{Reference Type}: Journal Article
{Title}: Retinoic acid generates a beneficial microenvironment for liver progenitor cell activation in acute liver failure.
{Author}: Wang S;Link F;Munker S;Wang W;Feng R;Liebe R;Li Y;Yao Y;Liu H;Shao C;Ebert MPA;Ding H;Dooley S;Weng HL;Wang SS;
{Journal}: Hepatol Commun
{Volume}: 8
{Issue}: 8
{Year}: 2024 Aug 1
{Factor}: 5.701
{DOI}: 10.1097/HC9.0000000000000483
{Abstract}: BACKGROUND: When massive necrosis occurs in acute liver failure (ALF), rapid expansion of HSCs called liver progenitor cells (LPCs) in a process called ductular reaction is required for survival. The underlying mechanisms governing this process are not entirely known to date. In ALF, high levels of retinoic acid (RA), a molecule known for its pleiotropic roles in embryonic development, are secreted by activated HSCs. We hypothesized that RA plays a key role in ductular reaction during ALF.

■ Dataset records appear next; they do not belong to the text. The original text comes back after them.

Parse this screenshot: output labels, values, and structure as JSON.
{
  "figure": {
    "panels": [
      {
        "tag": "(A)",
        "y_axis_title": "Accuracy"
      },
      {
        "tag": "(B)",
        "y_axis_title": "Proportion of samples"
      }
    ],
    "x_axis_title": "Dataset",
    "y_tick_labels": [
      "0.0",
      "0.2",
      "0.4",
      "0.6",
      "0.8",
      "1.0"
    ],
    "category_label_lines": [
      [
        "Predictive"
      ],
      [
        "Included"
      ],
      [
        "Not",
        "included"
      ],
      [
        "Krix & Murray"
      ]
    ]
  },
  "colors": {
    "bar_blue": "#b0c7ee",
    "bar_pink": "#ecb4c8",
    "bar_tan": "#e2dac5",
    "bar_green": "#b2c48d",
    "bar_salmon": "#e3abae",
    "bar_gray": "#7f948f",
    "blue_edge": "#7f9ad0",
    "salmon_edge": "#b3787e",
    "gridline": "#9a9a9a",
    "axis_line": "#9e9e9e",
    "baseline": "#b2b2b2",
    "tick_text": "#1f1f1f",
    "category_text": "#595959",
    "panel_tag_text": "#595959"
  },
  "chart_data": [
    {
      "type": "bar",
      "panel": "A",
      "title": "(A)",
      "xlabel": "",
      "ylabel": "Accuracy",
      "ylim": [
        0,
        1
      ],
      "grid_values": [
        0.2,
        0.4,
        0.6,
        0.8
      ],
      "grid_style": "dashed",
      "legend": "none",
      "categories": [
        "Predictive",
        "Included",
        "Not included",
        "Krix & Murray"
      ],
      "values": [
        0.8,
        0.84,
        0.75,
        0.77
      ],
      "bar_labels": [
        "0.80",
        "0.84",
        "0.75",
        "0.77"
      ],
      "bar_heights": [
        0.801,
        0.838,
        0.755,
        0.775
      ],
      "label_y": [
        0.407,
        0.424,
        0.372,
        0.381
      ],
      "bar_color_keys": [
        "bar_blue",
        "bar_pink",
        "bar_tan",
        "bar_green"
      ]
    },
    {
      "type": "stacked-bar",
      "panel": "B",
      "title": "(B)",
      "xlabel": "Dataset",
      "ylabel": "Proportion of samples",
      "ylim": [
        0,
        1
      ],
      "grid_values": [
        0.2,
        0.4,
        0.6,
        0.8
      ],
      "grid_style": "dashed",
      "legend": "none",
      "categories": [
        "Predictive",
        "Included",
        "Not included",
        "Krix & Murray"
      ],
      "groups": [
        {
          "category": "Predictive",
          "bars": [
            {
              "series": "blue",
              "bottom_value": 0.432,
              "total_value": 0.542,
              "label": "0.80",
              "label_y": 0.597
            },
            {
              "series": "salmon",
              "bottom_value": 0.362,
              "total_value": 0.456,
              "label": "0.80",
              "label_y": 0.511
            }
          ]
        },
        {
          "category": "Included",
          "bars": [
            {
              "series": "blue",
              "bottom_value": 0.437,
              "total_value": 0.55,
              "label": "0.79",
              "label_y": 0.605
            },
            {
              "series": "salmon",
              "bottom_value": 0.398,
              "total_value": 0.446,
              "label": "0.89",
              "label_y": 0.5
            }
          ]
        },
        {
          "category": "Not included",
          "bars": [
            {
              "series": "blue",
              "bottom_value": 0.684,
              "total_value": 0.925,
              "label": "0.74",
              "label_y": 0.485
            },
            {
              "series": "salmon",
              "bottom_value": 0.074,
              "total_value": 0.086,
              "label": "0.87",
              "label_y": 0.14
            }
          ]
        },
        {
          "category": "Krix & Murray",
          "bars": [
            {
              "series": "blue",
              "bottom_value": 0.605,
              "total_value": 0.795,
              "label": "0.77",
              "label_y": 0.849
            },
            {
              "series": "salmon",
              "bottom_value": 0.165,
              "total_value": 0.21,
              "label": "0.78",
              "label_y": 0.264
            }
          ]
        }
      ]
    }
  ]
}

METHODS: RNAseq was performed to identify molecular signaling pathways affected by all-trans retinoid acid (atRA) treatment in HepaRG LPCs. Functional assays were performed in HepaRG cells treated with atRA or cocultured with LX-2 cells and in the liver tissue of patients suffering from ALF.
RESULTS: Under ALF conditions, activated HSCs secreted RA, inducing RARα nuclear translocation in LPCs. RNAseq data and investigations in HepaRG cells revealed that atRA treatment activated the WNT-β-Catenin pathway, enhanced stemness genes (SOX9, AFP, and others), increased energy storage, and elevated the expression of ATP-binding cassette transporters in a RARα nuclear translocation-dependent manner. Further, atRA treatment-induced pathways were confirmed in a coculture system of HepaRG with LX-2 cells. Patients suffering from ALF who displayed RARα nuclear translocation in the LPCs had significantly better MELD scores than those without.
CONCLUSIONS: During ALF, RA secreted by activated HSCs promotes LPC activation, a prerequisite for subsequent LPC-mediated liver regeneration.